Do you intend to review 500 resumes? That can take a lot of time, and you may miss the best resume. You require a more effective method that enables you to screen resumes quickly. You need advanced resume reading techniques that can sort candidates based on their education, experience, and other parameters set by the recruiters. Shortlisting prospects for interviews by implementing a resume screening is an easy technique to exclude unqualified applications from the application process. The shortlisted candidates are arranged in accordance with the standards. The recruiters then provide the hiring managers with the list and proceed with the interview process.
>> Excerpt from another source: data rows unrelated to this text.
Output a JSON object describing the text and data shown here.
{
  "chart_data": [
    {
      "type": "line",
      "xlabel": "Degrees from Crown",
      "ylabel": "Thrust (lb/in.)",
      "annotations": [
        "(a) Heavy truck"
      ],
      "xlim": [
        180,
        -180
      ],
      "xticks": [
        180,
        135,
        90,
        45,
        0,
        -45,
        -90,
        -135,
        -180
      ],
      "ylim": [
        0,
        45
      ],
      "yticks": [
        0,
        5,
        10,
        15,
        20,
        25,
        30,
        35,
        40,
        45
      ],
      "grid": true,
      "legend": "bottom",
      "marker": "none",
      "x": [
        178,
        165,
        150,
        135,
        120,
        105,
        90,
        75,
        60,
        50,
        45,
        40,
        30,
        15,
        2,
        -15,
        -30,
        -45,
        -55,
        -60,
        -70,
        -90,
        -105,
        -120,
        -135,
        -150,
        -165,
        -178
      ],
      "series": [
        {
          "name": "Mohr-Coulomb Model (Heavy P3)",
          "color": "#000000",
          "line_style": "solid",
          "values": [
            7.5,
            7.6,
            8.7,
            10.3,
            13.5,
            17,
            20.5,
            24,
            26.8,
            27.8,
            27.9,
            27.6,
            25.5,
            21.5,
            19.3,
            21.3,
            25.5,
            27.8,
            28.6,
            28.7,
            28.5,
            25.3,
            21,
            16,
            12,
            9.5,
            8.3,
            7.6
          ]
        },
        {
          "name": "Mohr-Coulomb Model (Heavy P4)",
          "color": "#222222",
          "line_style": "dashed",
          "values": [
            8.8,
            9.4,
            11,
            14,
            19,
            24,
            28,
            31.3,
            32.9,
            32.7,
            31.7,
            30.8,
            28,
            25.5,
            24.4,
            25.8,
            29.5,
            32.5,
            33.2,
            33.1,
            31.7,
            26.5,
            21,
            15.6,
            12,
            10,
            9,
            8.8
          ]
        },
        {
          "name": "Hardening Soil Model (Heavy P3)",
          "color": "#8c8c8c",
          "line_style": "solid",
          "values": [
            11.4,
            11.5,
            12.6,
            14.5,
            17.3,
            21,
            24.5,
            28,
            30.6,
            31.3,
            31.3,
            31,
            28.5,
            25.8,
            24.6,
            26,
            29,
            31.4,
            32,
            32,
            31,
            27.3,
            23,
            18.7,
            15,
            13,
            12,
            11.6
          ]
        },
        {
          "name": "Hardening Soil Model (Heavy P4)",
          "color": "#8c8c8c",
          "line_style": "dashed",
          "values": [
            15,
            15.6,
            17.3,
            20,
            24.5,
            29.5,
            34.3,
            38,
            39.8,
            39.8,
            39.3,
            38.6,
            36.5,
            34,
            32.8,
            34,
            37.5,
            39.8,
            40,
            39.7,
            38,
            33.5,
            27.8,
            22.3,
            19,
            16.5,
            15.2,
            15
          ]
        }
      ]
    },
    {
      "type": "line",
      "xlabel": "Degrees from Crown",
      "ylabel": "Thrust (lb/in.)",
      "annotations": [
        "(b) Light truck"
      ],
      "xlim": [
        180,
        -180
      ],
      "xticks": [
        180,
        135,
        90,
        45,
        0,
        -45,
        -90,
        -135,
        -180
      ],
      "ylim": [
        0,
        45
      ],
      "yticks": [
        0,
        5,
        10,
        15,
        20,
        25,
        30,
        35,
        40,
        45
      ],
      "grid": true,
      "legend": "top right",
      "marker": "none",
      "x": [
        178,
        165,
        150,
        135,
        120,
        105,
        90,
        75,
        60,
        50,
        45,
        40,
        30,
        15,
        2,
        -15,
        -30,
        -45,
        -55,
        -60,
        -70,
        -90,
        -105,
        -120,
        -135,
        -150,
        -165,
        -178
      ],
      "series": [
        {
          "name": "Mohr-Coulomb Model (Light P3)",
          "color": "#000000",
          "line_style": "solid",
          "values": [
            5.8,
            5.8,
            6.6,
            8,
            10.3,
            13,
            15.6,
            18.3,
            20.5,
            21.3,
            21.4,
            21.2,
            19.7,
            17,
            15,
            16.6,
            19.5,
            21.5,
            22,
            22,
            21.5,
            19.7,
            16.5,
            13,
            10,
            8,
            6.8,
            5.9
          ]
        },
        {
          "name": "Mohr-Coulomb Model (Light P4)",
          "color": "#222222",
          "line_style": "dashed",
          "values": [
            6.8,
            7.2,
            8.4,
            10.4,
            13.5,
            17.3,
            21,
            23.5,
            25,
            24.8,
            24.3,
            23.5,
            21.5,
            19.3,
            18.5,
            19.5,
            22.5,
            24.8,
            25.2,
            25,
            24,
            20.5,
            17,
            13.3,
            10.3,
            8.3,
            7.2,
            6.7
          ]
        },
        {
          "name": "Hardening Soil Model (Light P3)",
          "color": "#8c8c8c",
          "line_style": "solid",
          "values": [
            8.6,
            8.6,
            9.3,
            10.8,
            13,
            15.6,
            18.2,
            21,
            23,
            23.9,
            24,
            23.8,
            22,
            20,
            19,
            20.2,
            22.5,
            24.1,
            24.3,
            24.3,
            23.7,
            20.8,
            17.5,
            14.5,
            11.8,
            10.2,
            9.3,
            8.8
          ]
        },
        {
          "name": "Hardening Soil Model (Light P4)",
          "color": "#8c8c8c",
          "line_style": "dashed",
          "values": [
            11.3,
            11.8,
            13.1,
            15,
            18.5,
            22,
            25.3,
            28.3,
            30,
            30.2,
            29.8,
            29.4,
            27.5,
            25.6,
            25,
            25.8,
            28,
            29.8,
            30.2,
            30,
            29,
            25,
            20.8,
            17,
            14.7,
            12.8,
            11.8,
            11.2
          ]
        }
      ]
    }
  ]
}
c. Replace phone interviewing with one-way video interviewing

The evaluation of the applicant's employment application and résumé is usually the first step in the pre-screening procedure, which is then followed by one-way video or phone interviews. The goal of reviewing resumes is to weed out candidates who don't satisfy the minimum qualifications for a post (e.g., minimum experience or education, willingness to relocate, and salary requirements). A first-round interview can be quickly and inexpensively replaced with a phone interview. An employer can learn a great deal about a candidate's general communication abilities, sense of humor, listening skills, attitude, and professionalism from the first phone contact. But even further, we have a one-way video interview. One-way video interviews are becoming more and more commonplace every day. Often, the process of one-way video interviewing is even cheaper, saving all parties time and allowing for hassle-free screening. 

 

  2. Setup a Skill Assessment Process   

a. Cognitive evaluation

Examinations of cognitive talents, sometimes known as "general aptitude tests," frequently include exercises in reasoning, memory, problem-solving, and other cognitive skills. These employee evaluations support the examination of applicants' general intelligence, conceptual comprehension, and problem-solving abilities.

b. Personality evaluation

Personality tests can help you estimate how well an employee will perform in your business based on their interpersonal skills, drive, and inspiration. You may also use it to identify the job duties where a particular applicant might shine.

c. Skill evaluation

Rapid scientific and technological breakthroughs have made skill assessments a trustworthy, economical, and convenient tool for businesses to assess both present employees and potential new hires. By using these exams, you can make sure that both potential hires and current employees possess the abilities required to carry out their jobs successfully.